Forgotten Gems: Exploring the Untapped Benefits of Underutilized Legumes in Agriculture, Nutrition, and Environmental Sustainability. In: Plants.

Impact of PharmD training on pharmacy practice among graduates of non-traditional PharmD degree programme in Nigeria.

Odeku’s research interests include drug formulation and delivery systems, pharmaceutical excipients and polymers, and anti-diabetic drug development.

She has contributed to academic publications on pharmaceutical formulation and has co-authored studies on plant-based anti-diabetic treatments.

She has also contributed as an editor to scholarly works on healthcare issues in Sub-Saharan Africa.

== Mentorship and advocacy ==
Odeku founded the Women in Academic Advancement Network (WAAN) in 2018, a mentoring initiative aimed at improving research productivity and career development among female academics.

Her mentorship work addresses challenges faced by women in science, including work–life balance and institutional barriers.

== Awards and recognition ==
Odeku has received several awards, including:

- Nature Awards for Mentoring in Science (West Africa, 2024)
- May & Baker Professional Service Award in Pharmacy (2024)
- Humboldt Alumni Award for Innovative Networking Initiatives (2021)
- George Forster Research Fellow at the Martin Luther 2006.

She is a Fellow of the Nigerian Academy of Science, the Pharmaceutical Society of Nigeria, and the Nigerian Academy of Pharmacy.

== Professional affiliations ==
Odeku is a member of several scientific organizations, including the Science Association of Nigeria and the African Academy of Sciences.

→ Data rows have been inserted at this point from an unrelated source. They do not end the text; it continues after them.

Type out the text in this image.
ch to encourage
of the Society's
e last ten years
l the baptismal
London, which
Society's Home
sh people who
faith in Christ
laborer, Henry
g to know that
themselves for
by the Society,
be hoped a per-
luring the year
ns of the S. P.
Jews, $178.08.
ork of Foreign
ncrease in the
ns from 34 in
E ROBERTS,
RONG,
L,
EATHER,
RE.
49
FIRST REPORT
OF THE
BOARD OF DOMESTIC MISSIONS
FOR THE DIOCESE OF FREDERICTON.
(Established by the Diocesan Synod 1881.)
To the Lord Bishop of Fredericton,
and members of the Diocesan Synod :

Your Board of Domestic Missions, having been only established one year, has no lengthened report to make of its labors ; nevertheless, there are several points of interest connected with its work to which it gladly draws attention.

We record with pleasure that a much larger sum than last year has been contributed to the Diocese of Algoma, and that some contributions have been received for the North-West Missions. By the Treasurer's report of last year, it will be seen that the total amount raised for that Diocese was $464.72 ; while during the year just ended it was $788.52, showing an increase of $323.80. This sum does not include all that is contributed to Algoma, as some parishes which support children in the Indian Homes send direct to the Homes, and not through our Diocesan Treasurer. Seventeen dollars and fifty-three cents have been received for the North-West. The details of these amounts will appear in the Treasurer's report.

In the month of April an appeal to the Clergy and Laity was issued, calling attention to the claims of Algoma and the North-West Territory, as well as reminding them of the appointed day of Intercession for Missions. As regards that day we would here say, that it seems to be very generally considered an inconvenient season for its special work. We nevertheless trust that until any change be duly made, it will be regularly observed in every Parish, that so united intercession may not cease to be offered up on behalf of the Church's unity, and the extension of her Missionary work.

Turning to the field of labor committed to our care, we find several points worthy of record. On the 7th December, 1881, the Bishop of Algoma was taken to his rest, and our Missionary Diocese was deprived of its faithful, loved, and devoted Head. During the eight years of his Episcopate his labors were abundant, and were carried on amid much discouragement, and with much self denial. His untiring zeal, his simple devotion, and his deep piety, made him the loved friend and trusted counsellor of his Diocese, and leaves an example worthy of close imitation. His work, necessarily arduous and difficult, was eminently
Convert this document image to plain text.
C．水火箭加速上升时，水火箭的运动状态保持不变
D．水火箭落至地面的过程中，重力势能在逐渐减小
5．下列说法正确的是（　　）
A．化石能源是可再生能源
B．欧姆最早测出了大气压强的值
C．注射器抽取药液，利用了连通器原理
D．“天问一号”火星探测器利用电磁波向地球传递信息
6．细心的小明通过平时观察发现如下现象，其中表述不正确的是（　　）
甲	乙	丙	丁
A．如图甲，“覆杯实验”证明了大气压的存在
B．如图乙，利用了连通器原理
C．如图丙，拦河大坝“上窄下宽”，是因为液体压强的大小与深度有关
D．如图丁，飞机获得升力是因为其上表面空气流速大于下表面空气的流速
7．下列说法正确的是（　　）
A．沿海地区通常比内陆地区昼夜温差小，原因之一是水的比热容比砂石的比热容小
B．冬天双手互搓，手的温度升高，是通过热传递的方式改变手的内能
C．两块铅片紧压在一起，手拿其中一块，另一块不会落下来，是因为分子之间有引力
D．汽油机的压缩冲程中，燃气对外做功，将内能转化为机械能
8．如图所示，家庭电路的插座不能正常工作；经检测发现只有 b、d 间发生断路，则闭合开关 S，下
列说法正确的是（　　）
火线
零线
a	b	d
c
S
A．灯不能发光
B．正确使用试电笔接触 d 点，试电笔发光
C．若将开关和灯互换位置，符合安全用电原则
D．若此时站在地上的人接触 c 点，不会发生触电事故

She is a member of the Organization for Women in Science the Development World (OWSD). She is also a member of the Pharmacists Council of Nigeria and Pharmaceutical Society of Nigeria.

She also serves as a Humboldt Ambassador Scientist for Nigeria.

== Personal life ==
Odeku is married with children and has spoken about the importance of family support in enabling women to pursue academic careers.